Uses intelligence/zenith_tune/nocode/fake_train.py from aibooster-examples. This script is a dummy training script whose execution time varies depending on --batch-size, --num-workers, and the OMP_NUM_THREADS environment variable.

# Verify it works
python fake_train.py --epochs 3
Starting training: epochs=3, batch_size=32, num_workers=4, OMP_NUM_THREADS=(not set)
Epoch 1/3 completed in 0.330s
Epoch 2/3 completed in 0.323s
Epoch 3/3 completed in 0.337s
Total training time: 0.99s

1. Check Available Presets

zenithtune optimize --list --dev
Presets:
dev:demo
Strategies:
grid
random
Evaluators:
duration

2. Run Tuning

Run 5 trials with the dev:demo preset.

zenithtune optimize --preset dev:demo --dev --n-trials 5 -- python fake_train.py --epochs 3

A total of 5 trials including the baseline (running the original command as-is) are executed, and the study is saved under outputs/.

3. Analyze Tuning Results

zenithtune analyze outputs/study_YYYYMMDD_HHMMSS/study.db

Analysis graphs (history.png, timeline.png, importances.png) are generated in the study directory.

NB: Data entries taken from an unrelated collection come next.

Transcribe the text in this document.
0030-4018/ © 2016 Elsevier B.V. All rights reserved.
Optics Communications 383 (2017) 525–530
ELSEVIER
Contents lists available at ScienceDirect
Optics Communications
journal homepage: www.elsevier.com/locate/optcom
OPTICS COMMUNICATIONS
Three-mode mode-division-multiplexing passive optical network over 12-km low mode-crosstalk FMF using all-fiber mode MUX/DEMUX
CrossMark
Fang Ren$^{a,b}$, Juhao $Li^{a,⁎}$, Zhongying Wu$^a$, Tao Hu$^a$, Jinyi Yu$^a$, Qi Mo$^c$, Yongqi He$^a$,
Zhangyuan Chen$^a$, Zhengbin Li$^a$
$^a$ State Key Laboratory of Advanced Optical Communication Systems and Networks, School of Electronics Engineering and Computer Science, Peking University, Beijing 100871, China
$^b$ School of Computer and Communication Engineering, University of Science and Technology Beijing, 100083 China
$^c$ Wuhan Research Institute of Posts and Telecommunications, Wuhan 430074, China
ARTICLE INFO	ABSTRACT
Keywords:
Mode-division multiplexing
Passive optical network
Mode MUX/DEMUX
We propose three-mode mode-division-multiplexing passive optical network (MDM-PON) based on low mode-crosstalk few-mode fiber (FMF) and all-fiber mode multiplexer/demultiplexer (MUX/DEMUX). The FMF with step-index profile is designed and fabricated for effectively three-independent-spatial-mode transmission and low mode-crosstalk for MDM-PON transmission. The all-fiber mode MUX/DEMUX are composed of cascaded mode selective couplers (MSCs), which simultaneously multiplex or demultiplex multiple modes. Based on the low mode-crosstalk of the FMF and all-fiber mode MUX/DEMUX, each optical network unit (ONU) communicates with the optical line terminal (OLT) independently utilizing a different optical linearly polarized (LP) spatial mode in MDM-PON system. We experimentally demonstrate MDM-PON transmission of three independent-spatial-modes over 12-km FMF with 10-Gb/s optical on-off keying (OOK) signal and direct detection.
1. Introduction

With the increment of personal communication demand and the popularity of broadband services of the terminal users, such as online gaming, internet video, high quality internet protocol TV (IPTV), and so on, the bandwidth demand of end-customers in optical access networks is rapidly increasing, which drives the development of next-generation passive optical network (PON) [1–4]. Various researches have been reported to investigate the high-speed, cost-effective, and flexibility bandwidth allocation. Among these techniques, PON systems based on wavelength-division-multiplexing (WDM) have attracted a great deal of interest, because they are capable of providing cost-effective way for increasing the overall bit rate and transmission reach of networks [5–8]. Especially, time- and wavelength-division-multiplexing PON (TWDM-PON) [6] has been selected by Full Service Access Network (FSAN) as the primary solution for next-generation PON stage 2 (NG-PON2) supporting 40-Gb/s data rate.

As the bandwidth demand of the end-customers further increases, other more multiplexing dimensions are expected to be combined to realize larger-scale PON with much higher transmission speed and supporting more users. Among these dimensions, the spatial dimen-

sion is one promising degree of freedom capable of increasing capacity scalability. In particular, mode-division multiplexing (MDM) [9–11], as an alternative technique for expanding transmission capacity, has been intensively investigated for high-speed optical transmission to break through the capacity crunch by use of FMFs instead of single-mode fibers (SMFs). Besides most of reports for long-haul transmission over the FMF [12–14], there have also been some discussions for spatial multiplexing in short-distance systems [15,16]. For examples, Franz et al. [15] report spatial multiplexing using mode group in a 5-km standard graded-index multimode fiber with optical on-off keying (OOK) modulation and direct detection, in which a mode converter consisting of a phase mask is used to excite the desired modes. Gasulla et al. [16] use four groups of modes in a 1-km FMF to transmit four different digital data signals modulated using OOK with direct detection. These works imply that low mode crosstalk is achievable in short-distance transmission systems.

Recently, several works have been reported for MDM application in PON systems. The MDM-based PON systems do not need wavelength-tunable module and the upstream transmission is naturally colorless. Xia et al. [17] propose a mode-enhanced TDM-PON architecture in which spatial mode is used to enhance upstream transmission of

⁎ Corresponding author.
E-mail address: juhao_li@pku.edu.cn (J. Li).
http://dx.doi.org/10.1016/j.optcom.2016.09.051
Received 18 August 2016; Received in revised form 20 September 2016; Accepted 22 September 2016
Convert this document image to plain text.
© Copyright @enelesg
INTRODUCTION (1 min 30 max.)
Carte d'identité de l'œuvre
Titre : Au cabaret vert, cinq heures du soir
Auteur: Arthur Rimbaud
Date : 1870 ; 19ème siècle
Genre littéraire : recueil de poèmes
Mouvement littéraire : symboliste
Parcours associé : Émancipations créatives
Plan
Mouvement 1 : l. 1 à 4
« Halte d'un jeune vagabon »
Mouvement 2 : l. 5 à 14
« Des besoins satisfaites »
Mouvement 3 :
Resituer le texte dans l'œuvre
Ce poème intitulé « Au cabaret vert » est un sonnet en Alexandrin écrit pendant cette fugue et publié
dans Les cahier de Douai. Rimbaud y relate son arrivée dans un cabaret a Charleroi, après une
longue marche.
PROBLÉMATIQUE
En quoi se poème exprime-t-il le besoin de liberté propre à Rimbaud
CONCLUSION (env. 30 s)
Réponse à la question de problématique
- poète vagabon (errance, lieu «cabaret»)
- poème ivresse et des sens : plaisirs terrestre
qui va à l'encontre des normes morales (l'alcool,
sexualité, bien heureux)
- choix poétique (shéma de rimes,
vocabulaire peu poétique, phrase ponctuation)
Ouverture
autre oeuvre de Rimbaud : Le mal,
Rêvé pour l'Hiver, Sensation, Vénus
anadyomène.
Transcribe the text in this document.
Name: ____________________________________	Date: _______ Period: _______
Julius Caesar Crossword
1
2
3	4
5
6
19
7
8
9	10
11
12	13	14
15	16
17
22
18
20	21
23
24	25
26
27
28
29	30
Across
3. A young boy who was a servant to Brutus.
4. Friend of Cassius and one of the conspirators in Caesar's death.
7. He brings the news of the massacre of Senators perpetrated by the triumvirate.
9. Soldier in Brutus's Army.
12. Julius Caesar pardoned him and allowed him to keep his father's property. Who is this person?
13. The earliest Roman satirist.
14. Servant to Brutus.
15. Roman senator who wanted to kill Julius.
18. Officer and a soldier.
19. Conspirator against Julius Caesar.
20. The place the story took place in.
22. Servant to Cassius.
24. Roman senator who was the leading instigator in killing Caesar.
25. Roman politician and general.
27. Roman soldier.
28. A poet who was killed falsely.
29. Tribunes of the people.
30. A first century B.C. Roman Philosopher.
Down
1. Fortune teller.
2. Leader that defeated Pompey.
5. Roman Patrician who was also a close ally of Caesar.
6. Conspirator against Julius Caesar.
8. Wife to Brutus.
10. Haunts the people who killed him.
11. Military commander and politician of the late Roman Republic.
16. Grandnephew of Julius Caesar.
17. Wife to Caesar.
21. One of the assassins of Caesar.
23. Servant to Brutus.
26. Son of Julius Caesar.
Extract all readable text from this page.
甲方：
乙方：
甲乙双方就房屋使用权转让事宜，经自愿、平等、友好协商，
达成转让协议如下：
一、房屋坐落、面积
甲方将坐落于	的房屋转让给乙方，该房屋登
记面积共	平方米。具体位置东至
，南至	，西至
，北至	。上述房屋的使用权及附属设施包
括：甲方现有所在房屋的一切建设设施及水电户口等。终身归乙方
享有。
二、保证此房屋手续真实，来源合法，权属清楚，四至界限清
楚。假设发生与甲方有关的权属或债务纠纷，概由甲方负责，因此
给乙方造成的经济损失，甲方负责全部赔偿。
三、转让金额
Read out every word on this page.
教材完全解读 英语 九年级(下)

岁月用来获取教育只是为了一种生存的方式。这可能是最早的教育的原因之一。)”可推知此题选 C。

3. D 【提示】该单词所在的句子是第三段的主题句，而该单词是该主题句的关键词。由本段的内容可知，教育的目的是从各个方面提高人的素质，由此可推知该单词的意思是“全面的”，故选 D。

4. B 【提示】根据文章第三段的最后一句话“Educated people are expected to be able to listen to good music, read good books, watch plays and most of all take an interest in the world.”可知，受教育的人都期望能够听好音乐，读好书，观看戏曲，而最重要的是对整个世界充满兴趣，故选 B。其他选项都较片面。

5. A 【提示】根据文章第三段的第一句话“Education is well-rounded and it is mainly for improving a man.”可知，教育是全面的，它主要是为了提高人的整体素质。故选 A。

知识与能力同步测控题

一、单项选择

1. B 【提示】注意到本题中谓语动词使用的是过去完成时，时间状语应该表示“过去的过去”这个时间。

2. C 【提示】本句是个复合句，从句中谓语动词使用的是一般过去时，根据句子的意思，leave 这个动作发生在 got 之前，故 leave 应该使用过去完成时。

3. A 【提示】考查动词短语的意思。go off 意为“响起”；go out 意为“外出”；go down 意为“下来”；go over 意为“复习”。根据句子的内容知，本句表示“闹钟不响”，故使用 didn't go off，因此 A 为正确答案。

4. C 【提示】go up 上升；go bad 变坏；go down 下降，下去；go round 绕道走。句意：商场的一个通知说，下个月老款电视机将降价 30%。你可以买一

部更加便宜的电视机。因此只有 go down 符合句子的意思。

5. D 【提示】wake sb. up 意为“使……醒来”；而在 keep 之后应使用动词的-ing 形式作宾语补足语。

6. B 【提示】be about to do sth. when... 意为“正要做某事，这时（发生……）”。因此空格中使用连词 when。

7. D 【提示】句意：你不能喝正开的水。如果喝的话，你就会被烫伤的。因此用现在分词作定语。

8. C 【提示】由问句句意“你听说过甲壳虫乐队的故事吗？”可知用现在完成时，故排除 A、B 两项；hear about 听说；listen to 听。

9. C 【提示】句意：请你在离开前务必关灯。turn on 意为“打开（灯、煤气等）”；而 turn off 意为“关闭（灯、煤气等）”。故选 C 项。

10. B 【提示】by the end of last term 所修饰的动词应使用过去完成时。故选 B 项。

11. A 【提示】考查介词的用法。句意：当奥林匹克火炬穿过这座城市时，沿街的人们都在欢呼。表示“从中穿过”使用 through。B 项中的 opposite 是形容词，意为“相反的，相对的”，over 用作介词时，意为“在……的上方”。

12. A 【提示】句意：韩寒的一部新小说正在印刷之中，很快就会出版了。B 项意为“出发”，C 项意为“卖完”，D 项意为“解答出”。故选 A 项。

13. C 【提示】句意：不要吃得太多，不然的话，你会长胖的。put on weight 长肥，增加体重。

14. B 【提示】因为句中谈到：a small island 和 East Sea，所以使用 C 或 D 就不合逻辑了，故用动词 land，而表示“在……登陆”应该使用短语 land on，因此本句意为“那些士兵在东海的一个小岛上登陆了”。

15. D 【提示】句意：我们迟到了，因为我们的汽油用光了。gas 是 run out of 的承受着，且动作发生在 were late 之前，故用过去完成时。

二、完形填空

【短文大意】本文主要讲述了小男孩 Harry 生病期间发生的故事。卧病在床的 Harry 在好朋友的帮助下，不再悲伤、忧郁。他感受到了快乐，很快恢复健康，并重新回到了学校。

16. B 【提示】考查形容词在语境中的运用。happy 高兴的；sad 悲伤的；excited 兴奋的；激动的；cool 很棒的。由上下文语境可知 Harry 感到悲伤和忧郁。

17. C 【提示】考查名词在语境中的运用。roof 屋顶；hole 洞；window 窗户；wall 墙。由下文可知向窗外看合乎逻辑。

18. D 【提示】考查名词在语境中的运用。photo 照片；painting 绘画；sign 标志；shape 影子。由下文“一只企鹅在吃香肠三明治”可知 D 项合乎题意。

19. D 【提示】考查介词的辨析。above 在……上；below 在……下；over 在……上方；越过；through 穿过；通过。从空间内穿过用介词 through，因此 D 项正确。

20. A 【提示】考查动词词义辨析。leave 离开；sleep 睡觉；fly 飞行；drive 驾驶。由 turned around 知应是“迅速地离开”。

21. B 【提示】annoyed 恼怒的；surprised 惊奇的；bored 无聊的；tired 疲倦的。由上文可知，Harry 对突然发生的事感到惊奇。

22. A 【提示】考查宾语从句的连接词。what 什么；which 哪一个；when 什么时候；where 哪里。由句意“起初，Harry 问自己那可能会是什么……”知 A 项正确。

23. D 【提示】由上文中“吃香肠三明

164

4. Run Command with Optimal Parameters

zenithtune apply --db-path outputs/study_YYYYMMDD_HHMMSS/study.db --preset dev:demo --dev -- python fake_train.py --epochs 10

Applies the best parameters discovered during tuning and runs the command. You can specify different options from those used during tuning, such as --epochs 10, for production runs.

Inside the Demo Preset

The dev:demo preset optimizes the following 3 parameters.

ParameterApplied toSearch Range
batch_size--batch-size8–256 (step 8)
num_workers--num-workers1–16
omp_num_threadsEnvironment variable OMP_NUM_THREADS1–number of CPU cores

RegexEvaluator is used to extract Total training time: X.XXs from stdout and minimize it.